Fig. 5.

FABP12 facilitates activation of PPARγ and determines PPARγ prognostic significance. (A) Nuclear extracts prepared from two stable PC3‐pREP4‐FABP12 clonal populations (FABP12_#1, FABP12_#2; lanes 3) enhanced the formation of nuclear protein–PPRE complexes (arrow) compared to control PC3‐pREP4 clonal populations (C1, C2; lanes 2) in an electrophoretic mobility shift assay (EMSA). Excess unlabeled PPRE probe (50× excess in lanes 4 and 100× excess in lanes 5) effectively competed with the radiolabeled probe, resulting in considerably reduced protein–PPRE complexes.
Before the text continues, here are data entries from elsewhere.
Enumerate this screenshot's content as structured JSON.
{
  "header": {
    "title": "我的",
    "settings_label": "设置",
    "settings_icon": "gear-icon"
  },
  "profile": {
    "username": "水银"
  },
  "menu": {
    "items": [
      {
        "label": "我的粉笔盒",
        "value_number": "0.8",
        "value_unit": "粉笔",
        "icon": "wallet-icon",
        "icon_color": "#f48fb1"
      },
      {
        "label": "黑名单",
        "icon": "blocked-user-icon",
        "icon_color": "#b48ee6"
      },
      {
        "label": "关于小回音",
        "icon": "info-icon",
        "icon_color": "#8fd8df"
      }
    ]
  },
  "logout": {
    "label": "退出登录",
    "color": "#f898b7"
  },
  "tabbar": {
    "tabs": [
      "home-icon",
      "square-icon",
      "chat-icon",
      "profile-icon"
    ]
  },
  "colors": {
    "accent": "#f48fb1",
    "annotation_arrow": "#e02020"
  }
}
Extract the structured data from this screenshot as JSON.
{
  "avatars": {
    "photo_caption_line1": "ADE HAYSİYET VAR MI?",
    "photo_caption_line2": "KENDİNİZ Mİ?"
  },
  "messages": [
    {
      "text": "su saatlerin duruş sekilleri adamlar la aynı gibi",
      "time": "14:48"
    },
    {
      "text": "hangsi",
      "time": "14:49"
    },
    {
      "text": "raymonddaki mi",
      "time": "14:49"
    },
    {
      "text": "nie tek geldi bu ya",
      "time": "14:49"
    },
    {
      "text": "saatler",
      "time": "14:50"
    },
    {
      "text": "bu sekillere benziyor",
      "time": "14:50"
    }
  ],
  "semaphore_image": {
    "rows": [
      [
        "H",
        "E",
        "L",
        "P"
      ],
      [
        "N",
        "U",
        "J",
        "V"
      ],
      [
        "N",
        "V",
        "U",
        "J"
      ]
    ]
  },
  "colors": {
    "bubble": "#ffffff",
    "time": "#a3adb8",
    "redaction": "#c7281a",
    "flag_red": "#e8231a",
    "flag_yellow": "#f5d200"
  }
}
FP denotes free probe. (B) PPARγ depletion in stable PC3‐pREP4‐FABP12 transfectants using two different siRNAs reduced protein–PPRE complex formation (arrow) (compare lane 3 with lanes 4 and 5). (C) Western blot showing reduced levels of PPARγ in cells transfected with two PPARγ siRNAs, with actin serving as the loading control. (D) A supershifted protein–PPRE complex (arrowhead) is observed upon addition of anti‐PPARγ antibody (lane 3). No antibody was added to lane 2 (Ab−). (E) PPRE‐driven luciferase activity in PC3 control (pREP4) and PC3‐FABP12 overexpression (FABP12) stable cell lines transfected with scrambled (control) or PPARγ‐specific siRNAs. Statistical analysis was done using Student's t‐test. (F–H) High levels of PPARγ mRNA are significantly correlated with a worse prognosis in a PCa patient cohort (MSKCC dataset described in [48]) (F). This prognostic significance is markedly increased in the subpopulation of PCa patients with high levels of FABP12 mRNA (G), but eliminated in the subpopulation with low FABP12 levels (H). Log‐rank test was used for patient survival analysis. The cutoff point for stratifying PPARγ mRNA levels was determined by receiver operating characteristic (ROC) analysis using disease‐free status as a classification factor. HR, hazard ratio; n, sample size. Error bar: SD.